Making a Difference for Clients
During a 15-minute go-live call Allegre had with a spoke site, they just happened to get a patient that was being evaluated for stroke. Before the images were fully processed, the physician at the hub facility — where the decisions are made on whether patients need intervention — was able to use Viz to view the patient’s images and communicate to the clinical team she was working with that there was no need for the patient to be transferred.
“The clinical team didn’t have to stop to do anything,” Allegre said. “That stuck with me, because I felt like I was part of the clinical decision-making even though I clearly wasn’t.”
Allegre went to school for medical imaging and held roles in radiology IT, but she sought to get out of the provider side of the industry.

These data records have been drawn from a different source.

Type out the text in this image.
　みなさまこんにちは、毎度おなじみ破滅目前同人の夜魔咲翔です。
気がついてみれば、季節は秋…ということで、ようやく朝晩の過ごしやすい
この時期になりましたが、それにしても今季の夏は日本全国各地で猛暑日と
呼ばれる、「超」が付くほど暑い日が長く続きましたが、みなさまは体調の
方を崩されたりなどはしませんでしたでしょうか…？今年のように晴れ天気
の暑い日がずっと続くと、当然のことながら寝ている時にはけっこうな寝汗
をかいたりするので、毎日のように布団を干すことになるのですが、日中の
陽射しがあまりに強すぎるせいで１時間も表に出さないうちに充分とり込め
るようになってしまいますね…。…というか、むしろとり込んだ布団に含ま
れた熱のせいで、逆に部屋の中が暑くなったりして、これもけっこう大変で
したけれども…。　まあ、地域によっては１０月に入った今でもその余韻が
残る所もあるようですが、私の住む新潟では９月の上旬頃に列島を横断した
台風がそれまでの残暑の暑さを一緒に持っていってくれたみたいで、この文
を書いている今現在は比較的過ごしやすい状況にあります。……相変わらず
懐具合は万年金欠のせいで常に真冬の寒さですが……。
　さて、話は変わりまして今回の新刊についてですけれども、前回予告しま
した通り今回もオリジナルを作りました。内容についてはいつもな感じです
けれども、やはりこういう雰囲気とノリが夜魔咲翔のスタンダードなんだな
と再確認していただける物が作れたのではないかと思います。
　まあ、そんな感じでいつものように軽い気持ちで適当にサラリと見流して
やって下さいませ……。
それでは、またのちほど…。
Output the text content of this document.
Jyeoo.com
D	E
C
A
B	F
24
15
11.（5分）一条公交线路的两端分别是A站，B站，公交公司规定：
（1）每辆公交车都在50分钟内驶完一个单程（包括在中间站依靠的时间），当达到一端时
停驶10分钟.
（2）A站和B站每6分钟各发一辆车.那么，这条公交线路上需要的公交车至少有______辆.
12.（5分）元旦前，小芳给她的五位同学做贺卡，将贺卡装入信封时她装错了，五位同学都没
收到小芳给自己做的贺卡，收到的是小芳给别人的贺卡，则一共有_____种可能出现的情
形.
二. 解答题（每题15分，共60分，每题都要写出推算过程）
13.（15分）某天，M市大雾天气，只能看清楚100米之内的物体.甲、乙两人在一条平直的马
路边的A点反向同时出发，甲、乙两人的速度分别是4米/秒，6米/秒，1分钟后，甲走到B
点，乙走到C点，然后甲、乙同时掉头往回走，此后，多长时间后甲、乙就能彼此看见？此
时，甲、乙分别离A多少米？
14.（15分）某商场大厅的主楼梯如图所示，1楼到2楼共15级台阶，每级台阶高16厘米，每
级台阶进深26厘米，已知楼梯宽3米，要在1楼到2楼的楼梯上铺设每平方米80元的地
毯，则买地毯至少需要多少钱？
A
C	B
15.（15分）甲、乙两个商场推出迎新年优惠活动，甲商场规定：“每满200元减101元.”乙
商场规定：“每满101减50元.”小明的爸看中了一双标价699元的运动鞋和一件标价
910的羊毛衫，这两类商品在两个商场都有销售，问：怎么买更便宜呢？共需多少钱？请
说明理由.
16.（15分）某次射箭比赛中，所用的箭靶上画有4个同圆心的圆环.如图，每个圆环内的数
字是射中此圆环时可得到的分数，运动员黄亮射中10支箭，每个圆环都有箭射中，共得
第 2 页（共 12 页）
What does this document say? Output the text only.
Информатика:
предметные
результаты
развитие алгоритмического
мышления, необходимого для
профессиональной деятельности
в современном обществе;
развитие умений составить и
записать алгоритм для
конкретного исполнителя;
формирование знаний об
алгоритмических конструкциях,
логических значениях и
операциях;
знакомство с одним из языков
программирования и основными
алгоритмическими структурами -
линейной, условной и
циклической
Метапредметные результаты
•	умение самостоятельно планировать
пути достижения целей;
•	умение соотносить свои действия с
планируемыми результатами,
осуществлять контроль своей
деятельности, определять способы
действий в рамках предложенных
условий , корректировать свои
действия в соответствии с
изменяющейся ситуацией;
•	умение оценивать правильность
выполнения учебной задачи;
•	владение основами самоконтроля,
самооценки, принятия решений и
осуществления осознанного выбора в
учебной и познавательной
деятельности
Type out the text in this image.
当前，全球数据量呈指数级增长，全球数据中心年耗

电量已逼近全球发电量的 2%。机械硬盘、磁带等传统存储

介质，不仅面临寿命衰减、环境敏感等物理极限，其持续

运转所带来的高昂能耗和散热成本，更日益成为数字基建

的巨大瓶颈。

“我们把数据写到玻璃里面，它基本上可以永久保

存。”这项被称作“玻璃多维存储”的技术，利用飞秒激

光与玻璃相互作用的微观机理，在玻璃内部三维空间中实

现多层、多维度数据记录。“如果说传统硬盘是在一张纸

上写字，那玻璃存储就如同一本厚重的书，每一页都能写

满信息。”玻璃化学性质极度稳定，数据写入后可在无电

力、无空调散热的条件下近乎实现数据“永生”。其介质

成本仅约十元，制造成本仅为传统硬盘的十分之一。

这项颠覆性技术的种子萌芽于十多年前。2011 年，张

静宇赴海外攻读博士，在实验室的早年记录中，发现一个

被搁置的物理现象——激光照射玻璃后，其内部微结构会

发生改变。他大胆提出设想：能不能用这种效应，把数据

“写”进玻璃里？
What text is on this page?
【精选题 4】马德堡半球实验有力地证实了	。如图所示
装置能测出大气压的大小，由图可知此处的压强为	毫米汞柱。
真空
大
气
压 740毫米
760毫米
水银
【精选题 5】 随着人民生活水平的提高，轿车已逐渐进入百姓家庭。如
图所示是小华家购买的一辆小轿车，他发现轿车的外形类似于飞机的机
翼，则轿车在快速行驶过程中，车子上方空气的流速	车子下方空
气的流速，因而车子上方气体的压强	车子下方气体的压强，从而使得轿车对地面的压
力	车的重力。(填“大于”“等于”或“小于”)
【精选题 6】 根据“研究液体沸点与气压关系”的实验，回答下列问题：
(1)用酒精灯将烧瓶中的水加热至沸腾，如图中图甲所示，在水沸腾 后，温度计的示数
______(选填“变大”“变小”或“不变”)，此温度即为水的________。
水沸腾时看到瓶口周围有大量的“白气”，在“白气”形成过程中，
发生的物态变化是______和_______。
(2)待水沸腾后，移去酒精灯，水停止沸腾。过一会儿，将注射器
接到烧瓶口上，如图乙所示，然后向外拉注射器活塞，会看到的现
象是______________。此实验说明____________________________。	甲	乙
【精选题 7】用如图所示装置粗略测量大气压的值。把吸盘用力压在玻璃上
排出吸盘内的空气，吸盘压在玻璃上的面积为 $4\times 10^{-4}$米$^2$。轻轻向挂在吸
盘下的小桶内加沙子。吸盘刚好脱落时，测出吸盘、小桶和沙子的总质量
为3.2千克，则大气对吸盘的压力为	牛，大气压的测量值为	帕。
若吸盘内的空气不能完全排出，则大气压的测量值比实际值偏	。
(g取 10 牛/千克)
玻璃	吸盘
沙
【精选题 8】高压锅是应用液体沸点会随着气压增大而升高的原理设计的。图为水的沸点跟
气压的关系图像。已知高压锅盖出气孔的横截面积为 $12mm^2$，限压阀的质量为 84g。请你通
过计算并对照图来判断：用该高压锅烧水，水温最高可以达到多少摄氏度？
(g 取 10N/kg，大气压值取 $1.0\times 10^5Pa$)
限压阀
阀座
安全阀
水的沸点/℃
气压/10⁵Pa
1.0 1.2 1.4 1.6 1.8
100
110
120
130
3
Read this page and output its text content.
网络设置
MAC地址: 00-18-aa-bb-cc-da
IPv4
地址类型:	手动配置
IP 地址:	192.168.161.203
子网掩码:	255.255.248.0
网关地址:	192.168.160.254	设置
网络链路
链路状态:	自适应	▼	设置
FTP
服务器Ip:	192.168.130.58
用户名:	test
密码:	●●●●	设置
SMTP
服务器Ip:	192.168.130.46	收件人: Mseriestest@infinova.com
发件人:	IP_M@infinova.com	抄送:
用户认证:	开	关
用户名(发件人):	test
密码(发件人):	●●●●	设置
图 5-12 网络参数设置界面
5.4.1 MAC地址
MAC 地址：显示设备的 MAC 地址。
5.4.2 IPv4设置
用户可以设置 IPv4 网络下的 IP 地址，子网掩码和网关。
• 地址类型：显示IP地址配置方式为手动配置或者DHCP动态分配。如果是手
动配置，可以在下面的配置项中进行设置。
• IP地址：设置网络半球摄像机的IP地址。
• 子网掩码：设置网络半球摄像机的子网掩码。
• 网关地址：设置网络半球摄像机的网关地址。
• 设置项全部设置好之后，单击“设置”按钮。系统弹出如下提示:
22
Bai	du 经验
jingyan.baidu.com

What makes this job standout is patient impact feedback she has received from Viz’s clients.
There’s a validation to the ripple effect that Viz employees get to create: from patient to family to the community that they serve. In turn, the potential for saving more lives and improving patient care powers the team’s motivation to do better work. As a product marketing manager, Vasquez-Mostofi gets to interface with direct client feedback, and hears stories that bolster her drive to do more.
In one instance, a physician from New York told her of his interest in Viz AORTIC, citing a patient from Brooklyn that died in the ambulance on the way to Manhattan because he was transferred too late. She remembered his words clearly: “If I’d had this technology in my hand, maybe I could have saved that guy’s life.”
That sentiment of democratizing life-saving care guides company morale. “There’s hardly a situation where I feel like I’m on an island. It’s usually all of us in a boat rowing really hard in order to get this done,” she said. “And the North Star that we’re rowing towards is making a meaningful difference in that patient’s outcome and that family’s life.”
From a client’s perspective, the work produced by the team improves quality of life, too — which translates to better patient care. This is especially important with the pandemic-induced burnout now rampant throughout hospitals. “It’s amazing to hear from our clinicians that say they can now be at their kid’s soccer game and not have to worry about having to be near a computer and a hotspot, or that they don’t have to leave the dinner table to go take a call because they can just look at their phone,” explained Strauss.
“If I’d had this technology in my hand, maybe I could have saved that guy’s life.”
The team is hardly a monolith, despite the company’s major role in the healthcare to healthtech industry pipeline. After all, Viz’s core products are still tech-oriented. But the moral compass that paves common ground for hundreds of employees was best exemplified during one memorable all-hands, according to Strauss.
“We had a guest speaker who was presenting our case studies,” the chief clinical officer recalled passionately. “Everybody in the chat, from engineers to finance, thought it was amazing. This is why we do what we do.”
Viz’s app has a very unique alert sound, to the point where families of physicians recognize the jingle and will often know that they might have to go. Having this life-changing tool anchor the work lives of healthcare professionals is ultimately the goal for Strauss and her ambitious crew.
When “time is brain” and every second counts, it’s a matter of getting the right technology into as many relevant hands as possible. “Here, you’re able to truly help evolve how healthcare is delivered,” said Strauss. “That is really the driver and how we’re making a difference.”